Wine touring is not an obvious reason to visit eastern Germany – home to just two of the country’s 13 wine-producing regions. However, what Sachsen (Saxony) and Saale-Unstrut lack in size they more than make up in charm, diversity and pedigree. Wine-growing in eastern Germany is as old as the hills – older in some cases, since Berlin’s skyline features a man-made hill built from World War II rubble, whilst Saale-Unstrut has had vineyards for over 1,000 years. Ever since medieval monks realised the golden grape value of cultivating their own holy meal beverages, wine has been entrenched in the cultural development of the area. Saale-Unstrut wines can even be purchased in the shop at the impressive medieval cathedral of Naumburg.
Along the wine routes of Sachsen and Saale-Unstrut, small vineyards are interspersed with castles, forests, orchards, meadows and rapeseed fields in a patchwork landscape perfect for relaxed tours. My morning wine-wander around Albrechtsberg manor is just the start. I am tempted to linger and take a boat trip along the Elbe River to historic Dresden, at the centre of the Sachsen region – but more wine stops beckon.
Although the yield in both regions is low – typically just one bottle per inhabitant per year in Sachsen – there is a surprising range of different grape varieties. White wines, including Müller-Thurgau, Traminer, Riesling and Sachsen’s unique Goldriesling, dominate, but there is some red Spätburgunder (Pinot Noir) in the mix. Cultivating such diversity is a labour of love for the region’s vintners. Drei Herren Winery, in leafy Radebeul, doubles as an art gallery where you can try (and buy) the local specialities whilst browsing an eclectic and intriguing collection from local artists. I’m sure I see new layers of symbolism in the works with each revitalising glass of Sekt (sparkling) and trocken (dry) wine I “taste”.
Art and wine is not a new partnership in eastern Germany. Famous local artist Max Klinger (1857 – 1920) owned a vineyard near Naumburg, in Saale-Unstrut – where he lived out his controversial later life, having left his partner for his young muse. Klinger is now buried in the grounds, his works are exhibited in the house and the vineyard is going strong. Just down the road is a sculpted sandstone wall, or “stone picture book”, dating to 1722. Among the Biblical scenes are images of Jesus treading grapes and Noah tending grapevines. Recently four bottles of 17th century wine turned up on the site.

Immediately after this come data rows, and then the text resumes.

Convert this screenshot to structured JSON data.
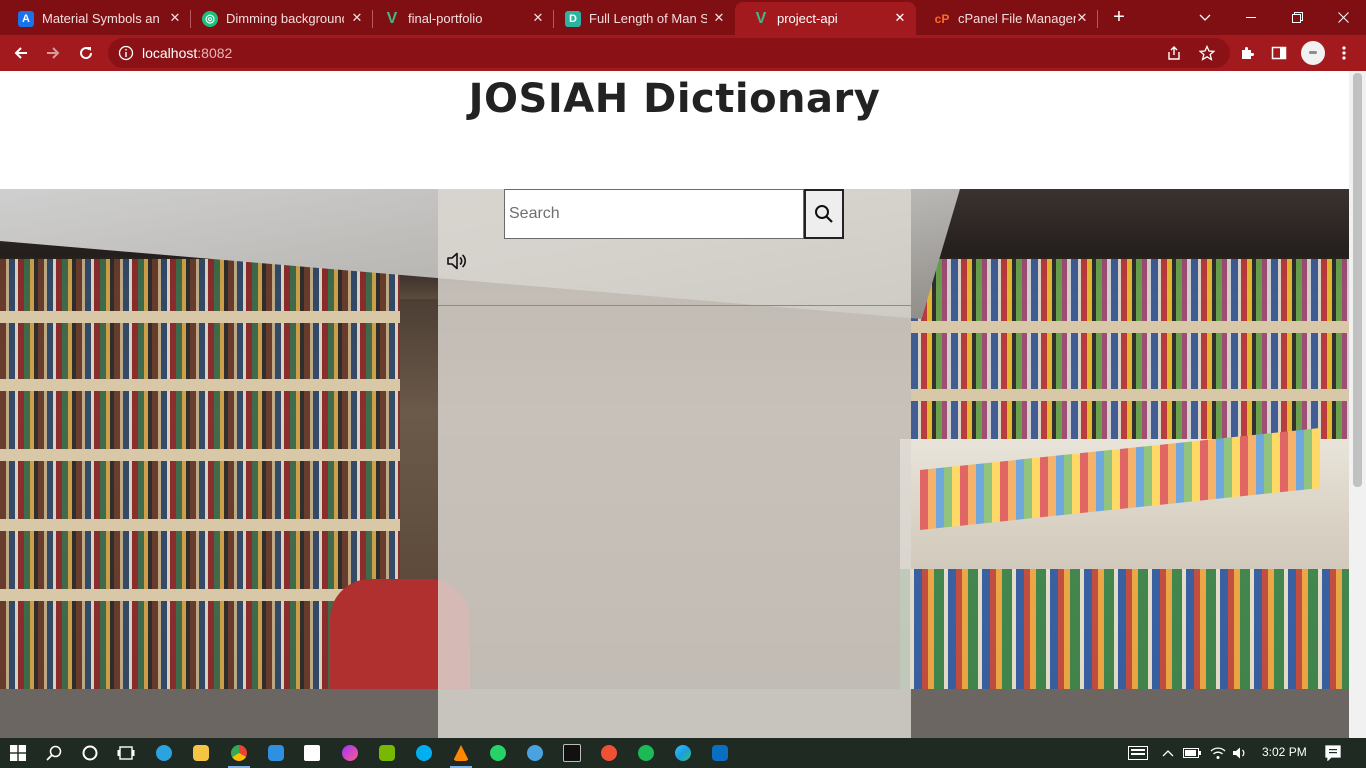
{
  "browser": {
    "tabs": [
      {
        "title": "Material Symbols and",
        "favicon": "google-fonts-icon",
        "color": "#ea4335",
        "active": false
      },
      {
        "title": "Dimming background",
        "favicon": "chatgpt-icon",
        "color": "#10a37f",
        "active": false
      },
      {
        "title": "final-portfolio",
        "favicon": "vue-icon",
        "color": "#41b883",
        "active": false
      },
      {
        "title": "Full Length of Man Sit",
        "favicon": "doc-icon",
        "color": "#2bb5a0",
        "active": false
      },
      {
        "title": "project-api",
        "favicon": "vue-icon",
        "color": "#41b883",
        "active": true
      },
      {
        "title": "cPanel File Manager v",
        "favicon": "cpanel-icon",
        "color": "#ff6c2c",
        "active": false
      }
    ],
    "address_bar": {
      "host": "localhost",
      "port": ":8082"
    },
    "theme_color": "#a31a1e"
  },
  "page": {
    "title": "JOSIAH Dictionary",
    "search": {
      "placeholder": "Search",
      "value": ""
    },
    "search_button_icon": "search-icon",
    "audio_button_icon": "speaker-icon"
  },
  "taskbar": {
    "apps": [
      "windows-start-icon",
      "search-icon",
      "cortana-icon",
      "task-view-icon",
      "telegram-icon",
      "file-explorer-icon",
      "chrome-icon",
      "vscode-icon",
      "store-icon",
      "messenger-icon",
      "nvidia-icon",
      "skype-icon",
      "vlc-icon",
      "whatsapp-icon",
      "network-icon",
      "terminal-icon",
      "git-icon",
      "spotify-icon",
      "edge-icon",
      "remote-desktop-icon"
    ],
    "time": "3:02 PM"
  }
}
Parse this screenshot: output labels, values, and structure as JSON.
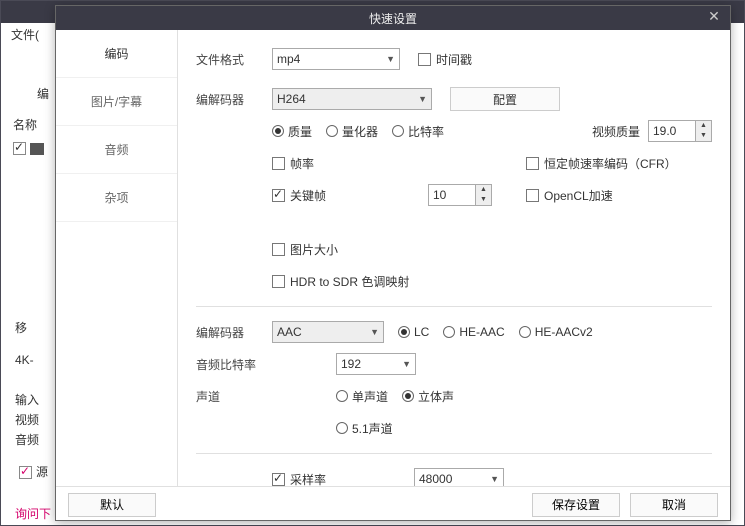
{
  "app": {
    "menu_file": "文件(",
    "left_col_header1": "编",
    "left_name_header": "名称",
    "bg_label_move": "移",
    "bg_label_4k": "4K-",
    "bg_label_input": "输入",
    "bg_label_video": "视频",
    "bg_label_audio": "音频",
    "bg_label_src": "源",
    "bg_label_bottom": "询问下",
    "back_arrow": "<"
  },
  "dialog": {
    "title": "快速设置",
    "side": {
      "encode": "编码",
      "image_sub": "图片/字幕",
      "audio": "音频",
      "misc": "杂项"
    },
    "labels": {
      "file_format": "文件格式",
      "timestamp": "时间戳",
      "codec": "编解码器",
      "configure": "配置",
      "quality": "质量",
      "quantizer": "量化器",
      "bitrate": "比特率",
      "video_quality": "视频质量",
      "framerate": "帧率",
      "cfr": "恒定帧速率编码（CFR）",
      "keyframe": "关键帧",
      "opencl": "OpenCL加速",
      "image_size": "图片大小",
      "hdr_sdr": "HDR to SDR 色调映射",
      "audio_codec": "编解码器",
      "lc": "LC",
      "heaac": "HE-AAC",
      "heaacv2": "HE-AACv2",
      "audio_bitrate": "音频比特率",
      "channels": "声道",
      "mono": "单声道",
      "stereo": "立体声",
      "ch51": "5.1声道",
      "samplerate": "采样率"
    },
    "values": {
      "file_format": "mp4",
      "codec": "H264",
      "video_quality": "19.0",
      "keyframe": "10",
      "audio_codec": "AAC",
      "audio_bitrate": "192",
      "samplerate": "48000"
    },
    "footer": {
      "default": "默认",
      "save": "保存设置",
      "cancel": "取消"
    }
  }
}
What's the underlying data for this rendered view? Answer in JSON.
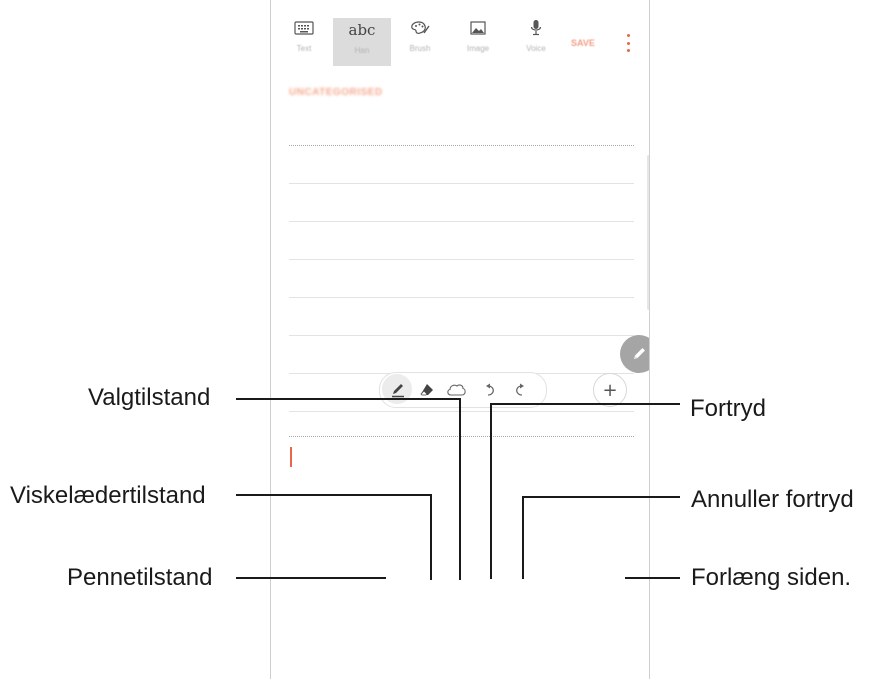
{
  "toolbar": {
    "tools": [
      {
        "label": "Text",
        "icon": "keyboard-icon"
      },
      {
        "label": "Han",
        "icon": "abc-handwriting-icon",
        "icon_text": "abc"
      },
      {
        "label": "Brush",
        "icon": "palette-icon"
      },
      {
        "label": "Image",
        "icon": "image-icon"
      },
      {
        "label": "Voice",
        "icon": "microphone-icon"
      }
    ],
    "save_label": "SAVE",
    "more_icon": "more-vertical-icon"
  },
  "note": {
    "category": "UNCATEGORISED"
  },
  "pen_toolbar": {
    "tools": [
      "pen-icon",
      "eraser-icon",
      "lasso-select-icon",
      "undo-icon",
      "redo-icon"
    ],
    "selected": "pen-icon",
    "add_icon": "plus-icon",
    "add_symbol": "+"
  },
  "callouts": {
    "selection_mode": "Valgtilstand",
    "eraser_mode": "Viskelædertilstand",
    "pen_mode": "Pennetilstand",
    "undo": "Fortryd",
    "redo": "Annuller fortryd",
    "extend_page": "Forlæng siden."
  },
  "colors": {
    "accent": "#e8674a",
    "leader_line": "#1a1a1a",
    "toolbar_selected_bg": "#dcdcdc"
  }
}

I find some slightly less ancient wine nearby in the cellar at Kloster Pforta Winery. The bottles from the year of my birth are covered in a disconcertingly thick layer of dust and the vintner admits – as we sip some far younger, very palatable wines under the vaulted ceiling of the oldest cellar in Saale-Unstrut – that the year in question was not a great vintage. Probably best to stick to 21st century offerings for now then.
A twilight visit to Pawis Winery in Freyburg wraps the day up perfectly. The Pawis family relocated their winery to a run-down manor house in 2005 and transformed it into a combined wine tavern and art gallery. At dinner the candle- and fire-lit tavern, with its red brick walls and medieval-style chandeliers, is brimming with romantic atmosphere – helped by the steady flow of wines matched to the four courses. The restaurant is only open on weekends during the wine-touring months of May, August, September and October, but there are events and tastings on other days. For daily wine tours, Wackerbarth Castle, an elegant vineyard-filled Sachsen estate, is another good bet.
With quality trumping quantity, the fine wines of Sachsen and Saale-Unstrut are rarely exported, so best tasted locally – although happily a good few bottles make it to Berlin. City breakers are well served by extensive, great value lists at stylish wine bars and restaurants, such as RutzAigner and the Grand Hyatt’s Mesa.
Wine tasting whilst touring eastern Germany may not be an obvious combination, but it is certainly a harmonious one. Viewing the area through a wine glass is a unique way to experience its other charms – culinary, artistic and historical.